In 1886, John Pemberton, an Atlanta pharmacist and Civil War veteran with a passion for making home-made headache cures, brewed the first batch of Coca-Cola. Pemberton first sold his drink at a nearby soda parlor for five cents a glass, selling an average of nine glasses per day. When Coca-Cola started to become popular in Atlanta, a businessman named Asa Candler bought the beverage from Pemberton and started Coca-Cola on its road to success. Candler began an active and innovative marketing campaign that spurred the wide distribution of Coke. Soon Coca-Cola was being bottled, and with the aid of transportation networks, began to creep across the United States and to foreign countries. During World War II, Coca-Cola strengthened its image with the American public and doubled its presence in international markets. The company continued to grow through the use of new media and distribution technologies, achieving the international status that it has today ("Timeline").

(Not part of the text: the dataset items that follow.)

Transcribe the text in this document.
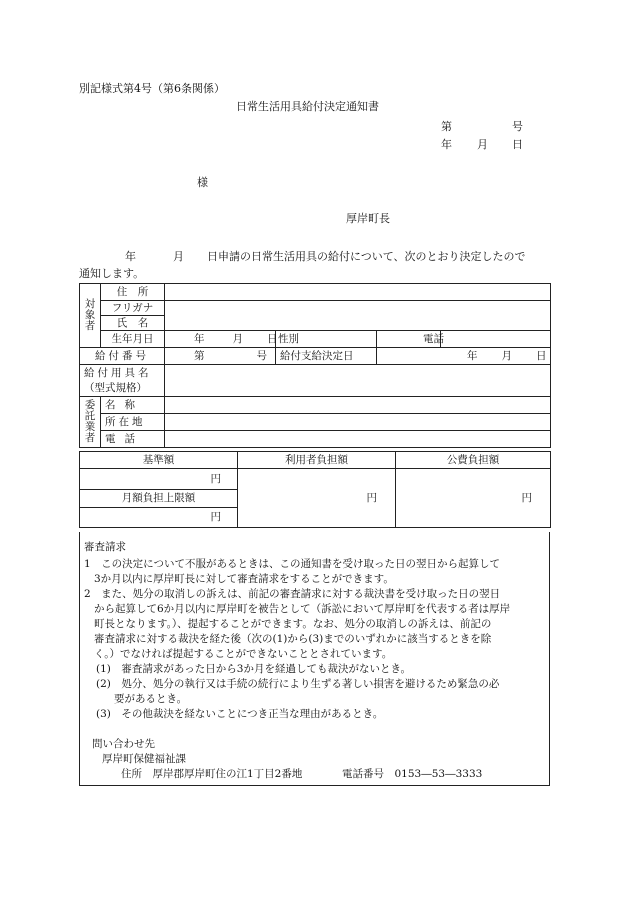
別記様式第4号（第6条関係）
日常生活用具給付決定通知書
第	号
年 月 日
様
厚岸町長
年	月 日申請の日常生活用具の給付について、次のとおり決定したので
通知します。
対象者	住　所				
	フリガナ				
	氏　名				
	生年月日	年 月 日	性別	電話	
給付番号		第 号	給付支給決定日	年 月 日	

給付用具名
（型式規格）					

委託業者	名称				
	所在地				
	電話				
基準額	利用者負担額	公費負担額
円	円	円
月額負担上限額		
円		
審査請求
1　この決定について不服があるときは、この通知書を受け取った日の翌日から起算して
3か月以内に厚岸町長に対して審査請求をすることができます。
2　また、処分の取消しの訴えは、前記の審査請求に対する裁決書を受け取った日の翌日
から起算して6か月以内に厚岸町を被告として（訴訟において厚岸町を代表する者は厚岸
町長となります。）、提起することができます。なお、処分の取消しの訴えは、前記の
審査請求に対する裁決を経た後（次の(1)から(3)までのいずれかに該当するときを除
く。）でなければ提起することができないこととされています。
(1)　審査請求があった日から3か月を経過しても裁決がないとき。
(2)　処分、処分の執行又は手続の続行により生ずる著しい損害を避けるため緊急の必
要があるとき。
(3)　その他裁決を経ないことにつき正当な理由があるとき。
問い合わせ先
厚岸町保健福祉課
住所　厚岸郡厚岸町住の江1丁目2番地	電話番号　0153―53―3333
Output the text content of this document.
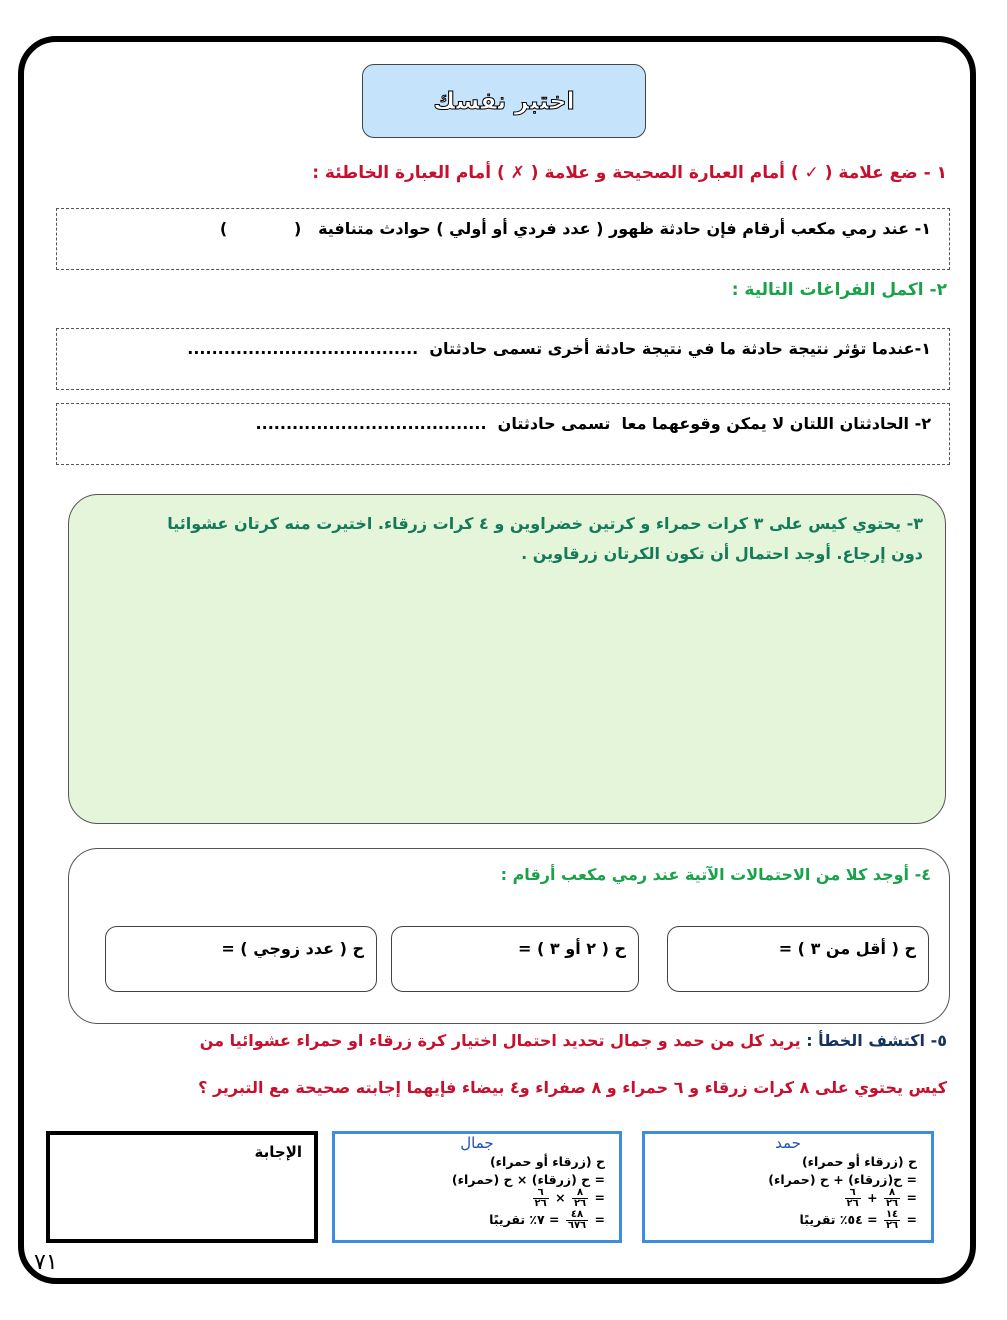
اختبر نفسك
١ - ضع علامة ( ✓ ) أمام العبارة الصحيحة و علامة ( ✗ ) أمام العبارة الخاطئة :
١- عند رمي مكعب أرقام فإن حادثة ظهور ( عدد فردي أو أولي ) حوادث متنافية   (            )
٢- اكمل الفراغات التالية :
١-عندما تؤثر نتيجة حادثة ما في نتيجة حادثة أخرى تسمى حادثتان  ......................................
٢- الحادثتان اللتان لا يمكن وقوعهما معا  تسمى حادثتان  ......................................
٣- يحتوي كيس على ٣ كرات حمراء و كرتين خضراوين و ٤ كرات زرقاء. اختيرت منه كرتان عشوائيا دون إرجاع. أوجد احتمال أن تكون الكرتان زرقاوين .
٤- أوجد كلا من الاحتمالات الآتية عند رمي مكعب أرقام :
ح ( أقل من ٣ ) =
ح ( ٢ أو ٣ ) =
ح ( عدد زوجي ) =
٥- اكتشف الخطأ : يريد كل من حمد و جمال تحديد احتمال اختيار كرة زرقاء او حمراء عشوائيا من
كيس يحتوي على ٨ كرات زرقاء و ٦ حمراء و ٨ صفراء و٤ بيضاء فإيهما إجابته صحيحة مع التبرير ؟
حمد
ح (زرقاء أو حمراء)
= ح(زرقاء) + ح (حمراء)
=
$\frac{٨}{٢٦}$
+
$\frac{٦}{٢٦}$
=
$\frac{١٤}{٢٦}$
= ٥٤٪ تقريبًا
جمال
ح (زرقاء أو حمراء)
= ح (زرقاء) × ح (حمراء)
=
$\frac{٨}{٢٦}$
×
$\frac{٦}{٢٦}$
=
$\frac{٤٨}{٦٧٦}$
= ٧٪ تقريبًا
الإجابة
٧١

Why did Coca-Cola succeed? Part of the answer can be found by examining Coca-Cola in the context of technological systems, a collection of related technologies and institutions. Coca-Cola set out on its path to success by exploiting preexisting technological systems and by creating its own systems to develop and spread Coke.
Patent Medicines on Tap

The early history of Coca-Cola provides a look into how the company interacted with the technological systems of its day. In 1886, Coca-Cola began as a competitor in the patent medicine market. After the Civil War, America rapidly shifted from an agrarian society to a more urban and industrialized society. This period was known as “the Gilded Age”, and one of its features was the patent medicine industry. Patent medicines were home-brewed medicines, popular due to a hit-or-miss medical profession, the desire of large numbers of Civil War Veterans for self-doses of medicine, and neurosis from rapidly changing lifestyles. Patent medicines featured flamboyant names and advertising, such as “Dr. Pierce’s Pleasant Purgative Pellets”, “Botanic Blood Balm”, and “Copeland’s Cholera Cure.” Outrageous promises were made regarding the effects of these medicines. Coke was no different from other patent medicines. One 1885 advertisement for Coca-Cola read as follows:
Another early venue for Coca-Cola was the soda parlor. During the Gilded Age, soda parlors were ornate beverage bars where customers could buy their favorite soft drinks of the day. They offered as many as 300 different types of beverage syrups, which would be mixed with carbonated water by the “Soda Jerks” behind the counter. One of the selling points of Coca-Cola was that it was more easily prepared than other carbonated beverages, allowing the parlors to serve more customers. Competition in the fountain beverage market was fierce. Coca-Cola grew to prominence by gaining a strong base in the system of soda parlors (Pendergrast 16).
Coca-Motion
Transportation was a large part of the Coca-Cola technological system. As transportation technology improved, Coca-Cola extended its domain further into the world. At first, mule-drawn wagons distributed bottled Coke. Coca-Cola designed its bottling region to be about fifty miles across, because that was the distance that a mule and wagon could cross in a day. Railroad stops were already major transportation hubs. Coca-Cola hired railway employees as commissioned salesmen to sell cases of bottled Coke at railway stations and depots. One especially interesting part of the Coca-Cola transportation system was the Josephine, a New Orleans bottler’s motor boat that delivered Coke to the Bayous. With the invention of the truck, Coca-Cola was able to spread out into more outlets, such as fruit stands, bowling alleys, and cigar stores. Coca-Cola continued its rise to greatness through its pioneering use of transportation systems (Cheatham 100).
Message in a Bottle
The bottling industry played an enormous part in the history of Coca-Cola. In 1894, a Vicksburg, Mississippi candy manufacturer named Joe Biedenharn first bottled Coke for sale in rural areas, but it was not until 1899 that the Coca-Cola Company first signed a bottling contract. Asa Candler, head of Coca-Cola at that time, did not believe that bottling would be successful and sold the bottling rights to two enterprising lawyers, Benjamin Thomas and Joseph Whitehead, for a grand sum of one dollar. Thomas and Whitehead set up bottling plants and made agreements with existing bottlers to bottle Coke. Their investment soon proved sound.